Au début des années 1970, Issa Samb crée, avec le cinéaste Djibril Diop Mambéty, le collectif d’artistes, d’écrivains et de cinéastes Agit’art. Au cœur du projet : l’homme et son intégrité. À la fois communauté et mouvement esthétique, Agit’art veut placer le nous à la place du je. Aussi, Samb s’oppose au concept de négritude prôné par Senghor. Il parle, écrit de la poésie, du théâtre, peint, sculpte et se filme dans des happenings un rien obsessionnels. Comme lorsqu’il rejoue sans cesse en tenue de magistrat ce procès fictionnel d’Omar Blondin, son ami membre du Mouvement des jeunes marxistes-léninistes du Sénégal, emprisonné puis assassiné en prison le 11 mai 1973, tandis que certains membres du collectif Agit’art faisaient mouvement vers l’ancien centre culturel français afin, disent certains, de le brûler.

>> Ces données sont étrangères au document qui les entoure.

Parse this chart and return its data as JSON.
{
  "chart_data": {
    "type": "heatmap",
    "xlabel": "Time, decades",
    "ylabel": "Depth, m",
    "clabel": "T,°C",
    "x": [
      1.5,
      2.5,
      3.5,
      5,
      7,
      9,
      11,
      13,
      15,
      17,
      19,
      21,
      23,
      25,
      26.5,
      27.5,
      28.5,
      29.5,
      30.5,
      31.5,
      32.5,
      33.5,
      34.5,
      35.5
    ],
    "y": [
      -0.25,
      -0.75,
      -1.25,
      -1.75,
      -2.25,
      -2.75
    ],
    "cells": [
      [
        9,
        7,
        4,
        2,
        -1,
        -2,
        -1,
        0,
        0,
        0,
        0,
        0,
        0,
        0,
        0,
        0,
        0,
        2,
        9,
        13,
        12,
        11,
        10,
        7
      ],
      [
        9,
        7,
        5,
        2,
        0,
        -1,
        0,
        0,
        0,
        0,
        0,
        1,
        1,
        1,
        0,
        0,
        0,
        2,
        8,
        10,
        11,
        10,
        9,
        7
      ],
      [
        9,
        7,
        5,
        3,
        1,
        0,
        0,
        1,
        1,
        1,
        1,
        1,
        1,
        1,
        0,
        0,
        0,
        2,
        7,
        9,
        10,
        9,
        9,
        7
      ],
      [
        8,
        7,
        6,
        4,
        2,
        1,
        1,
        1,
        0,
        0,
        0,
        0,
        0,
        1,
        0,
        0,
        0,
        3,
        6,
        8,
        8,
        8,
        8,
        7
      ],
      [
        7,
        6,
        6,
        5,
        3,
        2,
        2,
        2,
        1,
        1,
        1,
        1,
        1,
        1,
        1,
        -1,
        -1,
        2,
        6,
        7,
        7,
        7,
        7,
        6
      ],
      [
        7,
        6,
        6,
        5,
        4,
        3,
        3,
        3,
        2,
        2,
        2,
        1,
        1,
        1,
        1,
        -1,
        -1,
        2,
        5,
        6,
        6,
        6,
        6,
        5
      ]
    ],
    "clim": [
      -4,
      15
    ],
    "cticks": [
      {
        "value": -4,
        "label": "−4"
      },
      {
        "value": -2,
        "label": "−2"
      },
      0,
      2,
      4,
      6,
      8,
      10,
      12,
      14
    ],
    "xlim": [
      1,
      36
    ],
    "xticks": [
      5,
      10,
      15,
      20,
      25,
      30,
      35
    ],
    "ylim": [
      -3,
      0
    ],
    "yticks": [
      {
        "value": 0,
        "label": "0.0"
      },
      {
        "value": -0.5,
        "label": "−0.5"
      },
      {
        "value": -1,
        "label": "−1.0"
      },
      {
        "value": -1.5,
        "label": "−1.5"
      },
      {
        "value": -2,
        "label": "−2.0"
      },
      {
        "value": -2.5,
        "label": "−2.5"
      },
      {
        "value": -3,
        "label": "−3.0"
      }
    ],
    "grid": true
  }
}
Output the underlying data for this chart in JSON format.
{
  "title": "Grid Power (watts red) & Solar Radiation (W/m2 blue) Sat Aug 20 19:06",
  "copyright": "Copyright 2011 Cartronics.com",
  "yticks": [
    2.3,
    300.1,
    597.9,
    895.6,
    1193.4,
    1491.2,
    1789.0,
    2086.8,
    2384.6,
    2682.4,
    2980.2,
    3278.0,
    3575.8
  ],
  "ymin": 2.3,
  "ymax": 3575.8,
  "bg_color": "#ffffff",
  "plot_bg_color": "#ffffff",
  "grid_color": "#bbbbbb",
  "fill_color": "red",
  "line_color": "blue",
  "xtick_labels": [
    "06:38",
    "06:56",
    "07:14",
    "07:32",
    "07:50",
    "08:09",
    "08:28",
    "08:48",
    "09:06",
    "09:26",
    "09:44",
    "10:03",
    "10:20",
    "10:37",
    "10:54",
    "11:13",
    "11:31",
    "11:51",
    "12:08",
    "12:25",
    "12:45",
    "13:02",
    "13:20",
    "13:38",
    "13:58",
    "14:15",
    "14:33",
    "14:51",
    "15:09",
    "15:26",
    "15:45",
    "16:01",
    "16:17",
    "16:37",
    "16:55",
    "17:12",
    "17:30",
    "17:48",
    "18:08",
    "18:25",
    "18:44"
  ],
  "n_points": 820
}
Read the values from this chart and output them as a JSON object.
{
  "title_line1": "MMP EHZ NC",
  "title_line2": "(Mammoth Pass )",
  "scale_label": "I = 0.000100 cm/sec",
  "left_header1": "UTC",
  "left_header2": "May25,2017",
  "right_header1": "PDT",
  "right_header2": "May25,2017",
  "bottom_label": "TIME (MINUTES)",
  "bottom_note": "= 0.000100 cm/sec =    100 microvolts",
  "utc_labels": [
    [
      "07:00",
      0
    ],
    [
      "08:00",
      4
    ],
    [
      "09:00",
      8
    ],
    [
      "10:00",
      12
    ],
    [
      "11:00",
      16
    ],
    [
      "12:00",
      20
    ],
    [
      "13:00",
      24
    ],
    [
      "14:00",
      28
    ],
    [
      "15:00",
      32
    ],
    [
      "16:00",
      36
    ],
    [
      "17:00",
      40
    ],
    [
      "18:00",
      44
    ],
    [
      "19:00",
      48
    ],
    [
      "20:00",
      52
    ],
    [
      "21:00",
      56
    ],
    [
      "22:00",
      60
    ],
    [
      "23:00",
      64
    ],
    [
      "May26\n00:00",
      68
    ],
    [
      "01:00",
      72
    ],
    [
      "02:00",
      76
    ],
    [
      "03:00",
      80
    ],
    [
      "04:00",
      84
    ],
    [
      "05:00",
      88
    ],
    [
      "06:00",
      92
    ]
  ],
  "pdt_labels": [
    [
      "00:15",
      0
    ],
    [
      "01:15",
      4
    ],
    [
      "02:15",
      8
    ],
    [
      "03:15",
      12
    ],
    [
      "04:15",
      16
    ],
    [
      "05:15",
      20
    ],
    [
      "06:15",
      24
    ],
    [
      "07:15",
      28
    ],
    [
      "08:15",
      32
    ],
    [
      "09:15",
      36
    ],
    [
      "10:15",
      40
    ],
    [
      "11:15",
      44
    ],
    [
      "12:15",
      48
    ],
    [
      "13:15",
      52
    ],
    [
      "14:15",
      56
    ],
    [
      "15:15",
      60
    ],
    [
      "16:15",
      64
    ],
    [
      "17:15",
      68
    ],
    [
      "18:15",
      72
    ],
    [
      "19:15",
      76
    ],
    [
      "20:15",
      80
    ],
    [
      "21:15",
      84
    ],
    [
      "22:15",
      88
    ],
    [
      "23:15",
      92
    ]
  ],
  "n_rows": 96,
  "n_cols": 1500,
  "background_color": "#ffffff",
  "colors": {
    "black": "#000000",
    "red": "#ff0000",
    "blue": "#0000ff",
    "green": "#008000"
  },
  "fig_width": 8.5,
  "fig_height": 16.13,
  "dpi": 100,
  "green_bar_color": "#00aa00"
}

« Nombre de ses œuvres, éphémères ou non, sont des totems, des accumulations informelles de signes et symboles plus ou moins ésotériques et qui sont là afin d’interpeller les vivants. »

Théâtre, performance, actions artistiques, mise en scène de soi et machine à discourir… Joe Ouakam a tout du Joseph Beuys africain. Mais ne dites jamais cela à Koyo Kouoh, la directrice du centre d’art Raw Material Company, à Dakar, qui s’occupe de l’œuvre d’Issa Samb depuis octobre 1995 : « C’est un truc de Blanc. Une forme d’arrogance basée sur l’ethnocentrisme. Issa Samb a mis l’esprit et le relationnel au cœur de sa démarche artistique. C’est le premier à l’avoir fait ainsi et personne ne l’a jamais égalé depuis. « Alem, L’A-Venir » n’est pas une exposition posthume, Joe Ouakam est juste décédé en la préparant, c’est tout. De toute façon, chez nous, les morts ne meurent pas vraiment. D’ailleurs, nombre de ses œuvres, éphémères ou non, sont des totems, des accumulations informelles de signes et symboles plus ou moins ésotériques et qui sont là afin d’interpeller les vivants. »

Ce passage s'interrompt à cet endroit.